Knight Frank is suggesting the de-designation of poorly performing sites zoned for industrial use to unlock more residential developments.

In this case, 12 retail parks located on wholly or partially protected industrial land have been identified in Greater London.

Knight Frank has also suggested the potential for ‘industrial intensification’ within the grey belt, with 1,178 hectares of previously developed land identified which lie within 500 metres of a major road.

According to Knight Frank, London currently has 55 sq ft of occupied industrial space per dwelling.

Forecasting for a consistent ratio between London households and industrial floorspace uncovers the need for close to 50m sq ft of new warehousing should the London Plan’s housing delivery targets be met over the next ten years.

However, the 55 sq ft of occupied industrial and logistics space per London dwelling is also the lowest ratio of any region of the UK and almost 50% lower than the national average, which stands at 109 sq ft per dwelling.

Furthermore, London has lost 18% of its industrial land since 2001, with industrial and logistics functions increasingly pushed out of the capital.

As a result, Knight Frank is recommending for the next London Plan to allocate increased resources to identifying opportunities to densify the city’s industrial and logistics supply.
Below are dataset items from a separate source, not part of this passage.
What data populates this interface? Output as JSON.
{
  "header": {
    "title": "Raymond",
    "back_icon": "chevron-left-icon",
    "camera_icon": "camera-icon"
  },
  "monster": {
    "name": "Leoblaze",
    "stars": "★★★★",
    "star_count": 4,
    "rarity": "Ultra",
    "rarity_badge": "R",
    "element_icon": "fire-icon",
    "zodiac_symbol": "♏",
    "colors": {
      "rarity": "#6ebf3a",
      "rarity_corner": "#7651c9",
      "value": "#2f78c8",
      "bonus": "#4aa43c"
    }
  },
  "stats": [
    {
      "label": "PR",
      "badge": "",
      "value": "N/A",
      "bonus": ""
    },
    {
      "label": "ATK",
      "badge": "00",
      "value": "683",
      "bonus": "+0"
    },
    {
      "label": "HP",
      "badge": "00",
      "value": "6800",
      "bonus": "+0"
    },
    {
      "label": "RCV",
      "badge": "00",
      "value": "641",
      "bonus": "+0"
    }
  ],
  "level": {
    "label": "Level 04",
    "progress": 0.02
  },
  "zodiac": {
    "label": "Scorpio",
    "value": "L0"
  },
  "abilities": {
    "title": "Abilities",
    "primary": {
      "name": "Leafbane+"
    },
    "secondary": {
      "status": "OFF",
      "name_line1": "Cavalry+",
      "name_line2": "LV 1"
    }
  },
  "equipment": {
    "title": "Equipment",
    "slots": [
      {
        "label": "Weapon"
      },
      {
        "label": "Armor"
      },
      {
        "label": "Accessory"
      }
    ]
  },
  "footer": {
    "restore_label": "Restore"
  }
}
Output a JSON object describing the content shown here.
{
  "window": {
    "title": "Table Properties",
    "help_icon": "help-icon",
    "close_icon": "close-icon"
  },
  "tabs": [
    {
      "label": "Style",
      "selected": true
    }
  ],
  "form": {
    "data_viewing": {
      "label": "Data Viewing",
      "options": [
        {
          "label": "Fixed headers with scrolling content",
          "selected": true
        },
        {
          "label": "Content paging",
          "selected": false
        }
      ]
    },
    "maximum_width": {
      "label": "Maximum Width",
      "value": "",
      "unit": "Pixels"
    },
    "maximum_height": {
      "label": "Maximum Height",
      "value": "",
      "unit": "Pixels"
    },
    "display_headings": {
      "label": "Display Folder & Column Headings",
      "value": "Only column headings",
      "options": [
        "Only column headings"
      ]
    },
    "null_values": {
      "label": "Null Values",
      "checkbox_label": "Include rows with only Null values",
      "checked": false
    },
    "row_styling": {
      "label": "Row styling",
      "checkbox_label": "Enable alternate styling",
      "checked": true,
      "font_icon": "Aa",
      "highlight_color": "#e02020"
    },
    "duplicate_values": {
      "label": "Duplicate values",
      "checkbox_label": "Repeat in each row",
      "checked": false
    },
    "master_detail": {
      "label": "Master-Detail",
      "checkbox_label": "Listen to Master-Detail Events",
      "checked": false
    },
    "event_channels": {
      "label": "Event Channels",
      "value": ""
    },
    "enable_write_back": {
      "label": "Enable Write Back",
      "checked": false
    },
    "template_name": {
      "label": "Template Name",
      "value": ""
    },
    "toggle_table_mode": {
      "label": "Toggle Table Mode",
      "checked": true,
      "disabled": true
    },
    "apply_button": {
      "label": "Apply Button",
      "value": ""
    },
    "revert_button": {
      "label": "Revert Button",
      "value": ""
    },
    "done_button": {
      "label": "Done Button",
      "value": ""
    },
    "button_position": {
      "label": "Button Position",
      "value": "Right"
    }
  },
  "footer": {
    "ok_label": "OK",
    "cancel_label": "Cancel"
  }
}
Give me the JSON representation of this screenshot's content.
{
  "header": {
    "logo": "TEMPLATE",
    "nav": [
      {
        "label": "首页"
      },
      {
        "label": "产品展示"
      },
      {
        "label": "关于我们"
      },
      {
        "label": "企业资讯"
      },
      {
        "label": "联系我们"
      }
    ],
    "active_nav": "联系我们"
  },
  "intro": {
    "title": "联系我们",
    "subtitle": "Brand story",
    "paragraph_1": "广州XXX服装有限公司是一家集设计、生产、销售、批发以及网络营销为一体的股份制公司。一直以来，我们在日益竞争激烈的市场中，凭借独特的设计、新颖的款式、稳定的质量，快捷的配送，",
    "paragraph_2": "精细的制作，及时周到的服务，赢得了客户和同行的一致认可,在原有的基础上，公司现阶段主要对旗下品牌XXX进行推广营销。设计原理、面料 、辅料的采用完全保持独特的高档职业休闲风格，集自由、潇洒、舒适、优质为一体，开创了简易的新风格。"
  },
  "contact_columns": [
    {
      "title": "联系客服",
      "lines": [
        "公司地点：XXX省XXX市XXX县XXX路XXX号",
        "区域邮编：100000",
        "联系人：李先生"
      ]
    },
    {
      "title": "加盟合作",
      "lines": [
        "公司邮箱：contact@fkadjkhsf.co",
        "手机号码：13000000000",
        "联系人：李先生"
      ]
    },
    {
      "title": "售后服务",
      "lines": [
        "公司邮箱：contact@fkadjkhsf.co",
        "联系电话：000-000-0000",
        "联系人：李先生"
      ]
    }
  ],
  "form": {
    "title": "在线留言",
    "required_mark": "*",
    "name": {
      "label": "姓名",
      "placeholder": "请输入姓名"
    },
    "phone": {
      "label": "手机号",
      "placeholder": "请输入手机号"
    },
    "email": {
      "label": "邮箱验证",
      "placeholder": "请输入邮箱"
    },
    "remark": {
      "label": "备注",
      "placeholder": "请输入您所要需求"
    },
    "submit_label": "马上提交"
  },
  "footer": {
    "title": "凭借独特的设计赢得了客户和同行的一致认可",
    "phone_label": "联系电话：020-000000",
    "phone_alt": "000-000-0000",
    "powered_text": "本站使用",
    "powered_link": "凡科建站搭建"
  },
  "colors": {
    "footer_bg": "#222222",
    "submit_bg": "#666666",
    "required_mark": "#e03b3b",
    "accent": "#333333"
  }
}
This includes exploring innovative options to convert other use classes to accommodate warehousing and making use of available grey belt space to accelerate industrial and logistics development.

“While the proposed land swapping and intensification policies present opportunities to provide additional housing while ensuring the industrial and logistics sector is adequately provided for, there are significant implications which need further consideration,” said Claire Williams, head of UK and European industrial research at Knight Frank.

“Some poorly located or obsolete sites may be suitable for alternative uses, but others, even if sub-optimal, provide a location/cost profile that can’t be replicated elsewhere.

“Protecting and repositioning the right industrial land in the right places will be key to ensuring the capital remains liveable, productive, and globally competitive.”